Komisi Kejaksaan Bakal Eksaminasi Tuntutan Kasus Novel, Tapi…
Utama

Komisi Kejaksaan Bakal Eksaminasi Tuntutan Kasus Novel, Tapi…

Setelah putusan dibacakan, tapi Komisi Kejaksaan sedang menindaklanjuti dugaan pelanggaran kinerja, kode perilaku, dan peraturan perundang-undangan dalam proses penuntutan perkara ini. LeIP menyarankan pemeriksaan atau eksaminasi harus objektif, tak sekedar formalitas, dan fokus menilai kualitas pembuktian.

Oleh:
Rofiq Hidayat
Bacaan 2 Menit
Tim jaksa dan salah satu terdakwa penyerang Novel Baswedan saat hendak menjalani sidang perdana di ruang sidang PN Jakarta Utara. Foto: RES
Tim jaksa dan salah satu terdakwa penyerang Novel Baswedan saat hendak menjalani sidang perdana di ruang sidang PN Jakarta Utara. Foto: RES

Tuntutan ringan terhadap dua pelaku penyiraman air keras ke penyidik senior KPK) Novel Baswedan terus menjadi buah bibir di masyarakat. Soalnya, dua terdakwa bernama Ronny Bugis dan Rahmat Kadir Mahulette hanya dituntut masing-masing selama 1 tahun penjara oleh penuntut umum berdasarkan dakwaan subsider Pasal 353 ayat (2) jo Pasal 55 KUHP di PN Jakarta Utara. Padahal, ancaman hukuman Pasal 353 ayat (2) KUHP itu maksimal 7 tahun penjara.  

Ada desakan untuk mengevaluasi kinerja dan profesionalisme tim jaksa dalam kasus ini. Untuk itu, Komisi Kejaksaan RI bakal melakukan eksaminasi materi tuntutan, tapi eksaminasi setelah ada putusan PN Jakarta Utara dalam perkara ini. “Eksaminasi tentunya dibutuhkan sebagai salah satu bahan telaah dan penilaian yang dilakukan oleh Komisi Kejaksaan Republik Indonesia,” ujar Komisioner Komisi Kejaksaan Ibnu Madjah kepada Hukumonline, Kamis (18/6/2020). (Baca Juga: Majelis Hakim Diminta Vonis Maksimal terhadap Penyerang Novel)

Dia mengakui pihaknya didorong agar menggali keterangan tim jaksa penuntut umum yang terdiri dari Ahmad Patoni, Satria Irawan, Fedrik Adhar dari Kejaksaan Tinggi DKI Jakarta. Namun, dalam mengeksaminasi tuntutan jaksa yang menangani sebuah kasus menarik perhatian publik, Komisi Kejaksaan tak serta merta dapat langsung melakukan pemeriksaan. Sebab, pelaksanaan tugas dan kewenangan Komisi Kejaksaan tetap memperhatikan norma Pasal 13 Peraturan Presiden No.18 Tahun 2011 tentang Komisi Kejaksaan Republik Indonesia.

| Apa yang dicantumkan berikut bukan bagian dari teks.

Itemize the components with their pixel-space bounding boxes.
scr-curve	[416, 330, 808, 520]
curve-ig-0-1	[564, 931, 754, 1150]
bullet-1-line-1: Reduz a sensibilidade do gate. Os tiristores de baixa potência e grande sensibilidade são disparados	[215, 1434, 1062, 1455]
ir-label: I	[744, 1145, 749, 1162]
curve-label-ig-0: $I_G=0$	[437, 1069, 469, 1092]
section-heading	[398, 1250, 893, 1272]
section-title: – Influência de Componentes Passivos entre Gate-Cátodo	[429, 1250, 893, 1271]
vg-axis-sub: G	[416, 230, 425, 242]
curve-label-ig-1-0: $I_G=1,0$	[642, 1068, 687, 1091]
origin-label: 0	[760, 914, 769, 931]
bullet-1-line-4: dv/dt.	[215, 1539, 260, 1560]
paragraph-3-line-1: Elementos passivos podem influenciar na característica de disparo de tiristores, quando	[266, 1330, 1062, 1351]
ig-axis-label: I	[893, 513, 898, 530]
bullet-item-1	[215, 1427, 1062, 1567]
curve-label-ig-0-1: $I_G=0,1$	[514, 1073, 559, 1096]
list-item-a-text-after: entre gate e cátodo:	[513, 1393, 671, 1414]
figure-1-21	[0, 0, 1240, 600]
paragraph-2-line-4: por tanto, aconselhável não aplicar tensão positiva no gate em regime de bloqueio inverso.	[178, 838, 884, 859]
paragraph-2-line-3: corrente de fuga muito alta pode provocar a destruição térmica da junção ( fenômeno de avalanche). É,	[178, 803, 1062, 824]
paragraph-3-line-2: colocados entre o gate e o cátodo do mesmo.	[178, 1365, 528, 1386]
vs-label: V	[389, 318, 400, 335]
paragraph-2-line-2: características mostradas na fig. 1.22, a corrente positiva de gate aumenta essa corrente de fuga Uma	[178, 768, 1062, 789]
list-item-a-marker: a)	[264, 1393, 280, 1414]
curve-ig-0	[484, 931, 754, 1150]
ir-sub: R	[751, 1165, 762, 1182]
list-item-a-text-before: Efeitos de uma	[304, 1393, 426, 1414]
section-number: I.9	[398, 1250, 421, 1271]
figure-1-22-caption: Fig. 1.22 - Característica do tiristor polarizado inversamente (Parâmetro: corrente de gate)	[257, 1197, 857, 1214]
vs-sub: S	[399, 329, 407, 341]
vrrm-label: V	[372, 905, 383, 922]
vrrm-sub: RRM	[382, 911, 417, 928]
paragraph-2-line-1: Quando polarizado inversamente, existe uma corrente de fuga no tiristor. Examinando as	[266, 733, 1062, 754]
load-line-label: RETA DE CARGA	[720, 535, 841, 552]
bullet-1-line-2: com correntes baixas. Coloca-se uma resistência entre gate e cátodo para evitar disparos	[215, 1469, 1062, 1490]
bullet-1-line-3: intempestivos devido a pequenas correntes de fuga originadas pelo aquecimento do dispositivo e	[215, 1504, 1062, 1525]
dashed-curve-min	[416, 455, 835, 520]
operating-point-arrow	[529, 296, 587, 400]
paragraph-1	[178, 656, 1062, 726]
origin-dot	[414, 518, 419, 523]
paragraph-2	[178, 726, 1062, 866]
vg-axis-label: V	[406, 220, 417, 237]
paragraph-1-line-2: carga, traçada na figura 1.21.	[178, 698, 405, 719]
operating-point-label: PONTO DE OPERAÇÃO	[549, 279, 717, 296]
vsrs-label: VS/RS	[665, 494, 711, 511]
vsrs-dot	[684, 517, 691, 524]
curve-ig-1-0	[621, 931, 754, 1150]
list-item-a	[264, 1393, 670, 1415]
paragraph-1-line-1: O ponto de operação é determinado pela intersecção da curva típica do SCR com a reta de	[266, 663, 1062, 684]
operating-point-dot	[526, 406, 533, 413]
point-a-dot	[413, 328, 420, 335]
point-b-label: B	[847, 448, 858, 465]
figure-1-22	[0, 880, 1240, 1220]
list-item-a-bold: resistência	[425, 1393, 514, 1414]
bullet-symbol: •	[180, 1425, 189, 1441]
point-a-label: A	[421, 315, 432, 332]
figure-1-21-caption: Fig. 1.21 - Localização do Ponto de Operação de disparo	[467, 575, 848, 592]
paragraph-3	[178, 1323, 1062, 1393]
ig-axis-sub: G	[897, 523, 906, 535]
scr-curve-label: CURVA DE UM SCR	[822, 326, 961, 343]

Pasal 13 Perpres 18/2011 menyebutkan, “Pelaksanaan tugas dan kewenangan Komisi Kejaksaan sebagaimana dimaksud dalam Pasal 3 dan Pasal 4, tidak boleh mengganggu kelancaran tugas kedinasan Jaksa dan/atau pegawai Kejaksaan atau mempengaruhi kemandirian Jaksa dalam melakukan penuntutan.”

Dengan kata lain, kata Ibnu, Komisi Kejaksaan dalam melaksanakan tugas dan kewenangannya tak boleh mengganggu kelancaran tugas kedinasan pegawai kejaksaan yang dapat mempengaruhi kemandirian penuntutan. Karena itu, tegasnya, eksaminasi terhadap tuntutan itu hanya bisa dilakukan setelah adanya putusan pengadilan.

Dia menerangkan banyak aspek yang mesti dicermati Komisi Kejaksaan dalam menelaah kasus ini agar hasil tindak lanjut yang dituangkan dalam rekomendasi bersifat objektif dan komprehensif. Mulai aspek yuridis, maupun nonyuridis yang mempengaruhi jaksa penuntut umum dalam menjatuhkan tuntutannya terhadap dua terdakwa itu.

Yang jelas, kata Ibnu, Komisi Kejaksaan sedang menindaklanjuti dugaan pelanggaran kinerja, kode perilaku, dan peraturan perundang-undangan dalam proses penuntutan perkara ini. Menurutnya, Komisi Kejaksaan sebagai lembaga pengawasan eksternal secara alamiah memang dimungkinkan mengeksaminasi kinerja jaksa.